I got into software because I liked solving puzzles. I stayed because some of the puzzles have patients on the other side of them.

The version that doesn’t ship

Most software I’ve written has invisible failure modes. A bug in a recommendation engine shows the wrong product. A broken analytics pipeline gives you stale numbers. Annoying, fixable, low stakes.

Healthcare software has a different failure profile. A clinical note that gets summarized incorrectly doesn’t just waste a physician’s time — it can affect a care decision. An HL7 message that gets mis-routed might mean a lab result that doesn’t reach the ordering provider. The margin for “good enough” is different.

I don’t say this to be dramatic. Most of the work is still the same — API design, database queries, Dockerfile tweaking, arguing about naming conventions. But the frame is different. It makes you slower in some ways and more careful in most.

What changes when the stakes are real

You write more tests. Not because someone told you to, but because you’ve felt the specific discomfort of deploying to a system where a bug isn’t just a ticket, it’s a phone call.

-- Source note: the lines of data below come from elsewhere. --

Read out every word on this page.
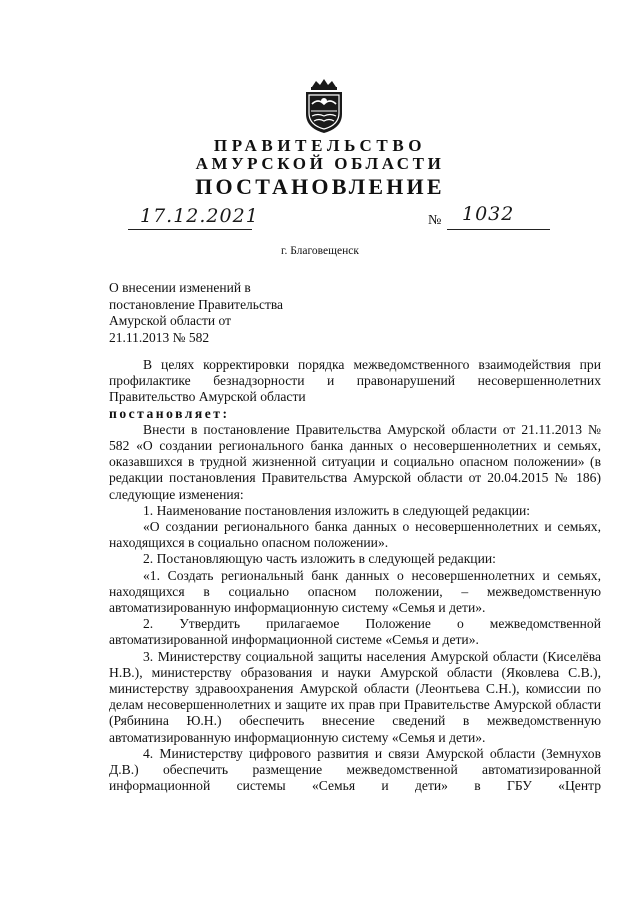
ПРАВИТЕЛЬСТВО
АМУРСКОЙ ОБЛАСТИ
ПОСТАНОВЛЕНИЕ
17.12.2021	№ 1032
г. Благовещенск
О внесении изменений в
постановление Правительства
Амурской области от
21.11.2013 № 582

В целях корректировки порядка межведомственного взаимодействия при профилактике безнадзорности и правонарушений несовершеннолетних Правительство Амурской области

постановляет:

Внести в постановление Правительства Амурской области от 21.11.2013 № 582 «О создании регионального банка данных о несовершеннолетних и семьях, оказавшихся в трудной жизненной ситуации и социально опасном положении» (в редакции постановления Правительства Амурской области от 20.04.2015 № 186) следующие изменения:

1. Наименование постановления изложить в следующей редакции:

«О создании регионального банка данных о несовершеннолетних и семьях, находящихся в социально опасном положении».

2. Постановляющую часть изложить в следующей редакции:

«1. Создать региональный банк данных о несовершеннолетних и семьях, находящихся в социально опасном положении, – межведомственную автоматизированную информационную систему «Семья и дети».

2. Утвердить прилагаемое Положение о межведомственной автоматизированной информационной системе «Семья и дети».

3. Министерству социальной защиты населения Амурской области (Киселёва Н.В.), министерству образования и науки Амурской области (Яковлева С.В.), министерству здравоохранения Амурской области (Леонтьева С.Н.), комиссии по делам несовершеннолетних и защите их прав при Правительстве Амурской области (Рябинина Ю.Н.) обеспечить внесение сведений в межведомственную автоматизированную информационную систему «Семья и дети».

4. Министерству цифрового развития и связи Амурской области (Земнухов Д.В.) обеспечить размещение межведомственной автоматизированной информационной системы «Семья и дети» в ГБУ «Центр
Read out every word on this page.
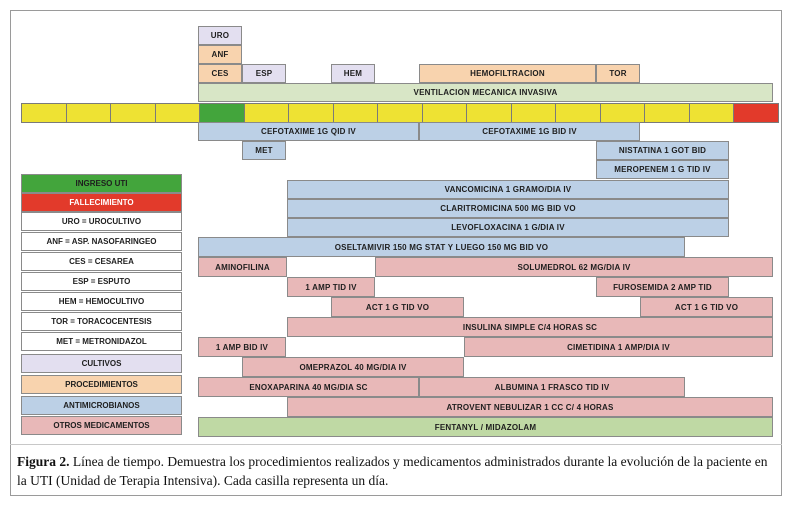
URO
ANF
CES	ESP	HEM	HEMOFILTRACION	TOR
VENTILACION MECANICA INVASIVA
CEFOTAXIME 1G QID IV	CEFOTAXIME 1G BID IV
MET	NISTATINA 1 GOT BID
MEROPENEM 1 G TID IV
VANCOMICINA 1 GRAMO/DIA IV
CLARITROMICINA 500 MG BID VO
LEVOFLOXACINA 1 G/DIA IV
OSELTAMIVIR 150 MG STAT Y LUEGO 150 MG BID VO
AMINOFILINA	SOLUMEDROL 62 MG/DIA IV
1 AMP TID IV	FUROSEMIDA 2 AMP TID
ACT 1 G TID VO	ACT 1 G TID VO
INSULINA SIMPLE C/4 HORAS SC
1 AMP BID IV	CIMETIDINA 1 AMP/DIA IV
OMEPRAZOL 40 MG/DIA IV
ENOXAPARINA 40 MG/DIA SC	ALBUMINA 1 FRASCO TID IV
ATROVENT NEBULIZAR 1 CC C/ 4 HORAS
FENTANYL / MIDAZOLAM
INGRESO UTI
FALLECIMIENTO
URO = UROCULTIVO
ANF = ASP. NASOFARINGEO
CES = CESAREA
ESP = ESPUTO
HEM = HEMOCULTIVO
TOR = TORACOCENTESIS
MET = METRONIDAZOL
CULTIVOS
PROCEDIMIENTOS
ANTIMICROBIANOS
OTROS MEDICAMENTOS
Figura 2. Línea de tiempo. Demuestra los procedimientos realizados y medicamentos administrados durante la evolución de la paciente en la UTI (Unidad de Terapia Intensiva). Cada casilla representa un día.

You document more. Not because documentation is fun, but because the person who maintains this in two years might be making a decision at 11pm and needs to understand what this field means without you being there to explain it.

You push back more on scope creep. “Let’s add a feature that auto-populates medication history from unstructured notes” sounds exciting right up until you think through all the ways it could be confidently wrong.

The part that still surprises me

The physicians and nurses I’ve worked with are good at their jobs in a way that makes me want to be better at mine. They’ve internalized a level of rigor — about uncertainty, about edge cases, about what it means to not know something — that most software engineers never develop because we’ve never had to.

The best thing software can do in this space is get out of the way and handle the boring reliable parts reliably, so the people with actual expertise can focus on the parts that require expertise.

That’s not a very exciting mission statement. But it’s an honest one.